The summit of the 15-nation SADC's resolved that a Zimbabwean government of national unity should be formed immediately, and that President Robert Mugabe's ZANU-PF party and Morgan Tsvangirai's Movement for Democratic Change should share control of the disputed and politically sensitive Home Affairs Ministry.
The MDC considers the Home Affairs Ministry, which controls the national police force, to be a critical counterbalance to the Defense Ministry, under Mr. Mugabe's firm control.
Tsvangirai, prime minister-designate in the proposed national unity government stipulated by a Sept. 15 power-sharing agreement, rejected SADC's solution as unworkable given what he described as Mr. Mugabe's "utter contempt" for the MDC - in practice still Zimbabwe's opposition party though it won a parliamentary majority in March general elections.
Tsvangirai in remarks immediately after the release of the summit communique late Sunday, expressed bitterness that Southern African leaders had not been more decisive.
Mr.
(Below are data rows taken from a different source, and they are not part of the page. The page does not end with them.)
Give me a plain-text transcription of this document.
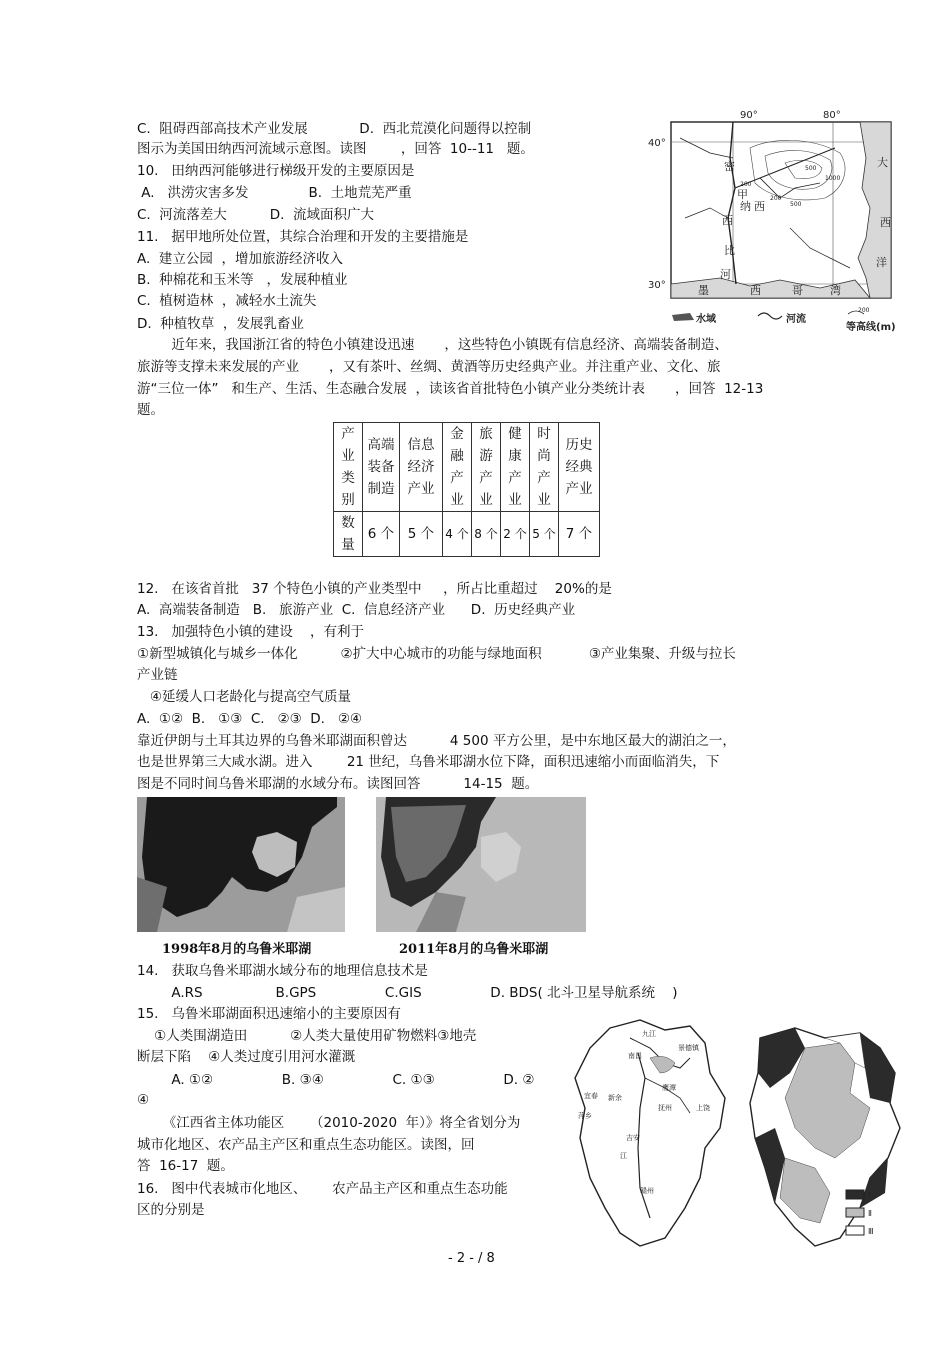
C.  阻碍西部高技术产业发展            D.  西北荒漠化问题得以控制
图示为美国田纳西河流域示意图。读图        ，回答  10--11   题。
10.   田纳西河能够进行梯级开发的主要原因是
A.   洪涝灾害多发              B.  土地荒芜严重
C.  河流落差大          D.  流域面积广大
11.   据甲地所处位置，其综合治理和开发的主要措施是
A.  建立公园  ，增加旅游经济收入
B.  种棉花和玉米等   ，发展种植业
C.  植树造林  ，减轻水土流失
D.  种植牧草  ，发展乳畜业
近年来，我国浙江省的特色小镇建设迅速       ，这些特色小镇既有信息经济、高端装备制造、
旅游等支撑未来发展的产业       ，又有茶叶、丝绸、黄酒等历史经典产业。并注重产业、文化、旅
游“三位一体”   和生产、生活、生态融合发展  ，读该省首批特色小镇产业分类统计表       ，回答  12-13
题。
产业类别	高端装备制造	信息经济产业	金融产业	旅游产业	健康产业	时尚产业	历史经典产业

数量	6 个	5 个	4 个	8 个	2 个	5 个	7 个
12.   在该省首批   37 个特色小镇的产业类型中     ，所占比重超过    20%的是
A.  高端装备制造   B.   旅游产业  C.  信息经济产业      D.  历史经典产业
13.   加强特色小镇的建设    ，有利于
①新型城镇化与城乡一体化          ②扩大中心城市的功能与绿地面积           ③产业集聚、升级与拉长
产业链
④延缓人口老龄化与提高空气质量
A.  ①②  B.   ①③  C.   ②③  D.   ②④
靠近伊朗与土耳其边界的乌鲁米耶湖面积曾达          4 500 平方公里，是中东地区最大的湖泊之一，
也是世界第三大咸水湖。进入        21 世纪，乌鲁米耶湖水位下降，面积迅速缩小而面临消失，下
图是不同时间乌鲁米耶湖的水域分布。读图回答          14-15  题。
1998年8月的乌鲁米耶湖	2011年8月的乌鲁米耶湖
14.   获取乌鲁米耶湖水域分布的地理信息技术是
A.RS                 B.GPS                C.GIS                D. BDS( 北斗卫星导航系统    )
15.   乌鲁米耶湖面积迅速缩小的主要原因有
①人类围湖造田          ②人类大量使用矿物燃料③地壳
断层下陷    ④人类过度引用河水灌溉
A. ①②                B. ③④                C. ①③                D. ②
④
《江西省主体功能区      （2010-2020  年）》将全省划分为
城市化地区、农产品主产区和重点生态功能区。读图，回
答  16-17  题。
16.   图中代表城市化地区、      农产品主产区和重点生态功能
区的分别是
90°	80°
40°
30°
密
甲
纳 西
西
比
河
西
墨	哥 湾
大
西
洋
200
500
1000
200
500
水域	河流
200
等高线(m)
九江
南昌
景德镇
鹰潭
上饶
新余
宜春
萍乡
抚州
吉安
赣州
江
Ⅰ
Ⅱ
Ⅲ
- 2 - / 8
Mugabe welcomed the decision and said Monday that he would form a government "as soon as possible." The next move by Tsvangirai's MDC formation was not clear. Its national executive and national council were to meet later this week to discuss strategy.
But Tsvangirai MDC spokesman Nelson Chamisa made clear in an interview with reporter Ntungamili Nkomo of VOA's Studio 7 for Zimbabwe that the party feels betrayed.
Rival MDC formation leader and deputy prime minister-designate Arthur Mutambara, said he fully supports Tsvangirai's demand for his party to control the Home Affairs Ministry.
Deputy Information Minister Bright Matonga said ZANU-PF is moving to form a government whether Tsvangirai joins it or not.
The summit's ruling that ZANU-PF and the MDC should share the Home Affairs Ministry left many Zimbabweans in the South African diaspora fuming at the regional body's failure to issue a clear-cut ruling in the crisis, reported Benedict Nhlapho from Johannesburg.
Harare correspondent Thomas Chiripasi of VOA's Studio 7 for Zimbabwe reported that civic leaders and ordinary Zimbabweans roundly condemned the SADC resolution.
The U.S. government on Monday expressed disappointment at SADC's failure to resolve the deadlock. A U.S. State Department spokesman said Mr. Mugabe's compromise offer was another attempt to "subvert the will" of the Zimbabwean people, and that new sanctions could be imposed if Mr. Mugabe fails to give the MDC a meaningful share in power.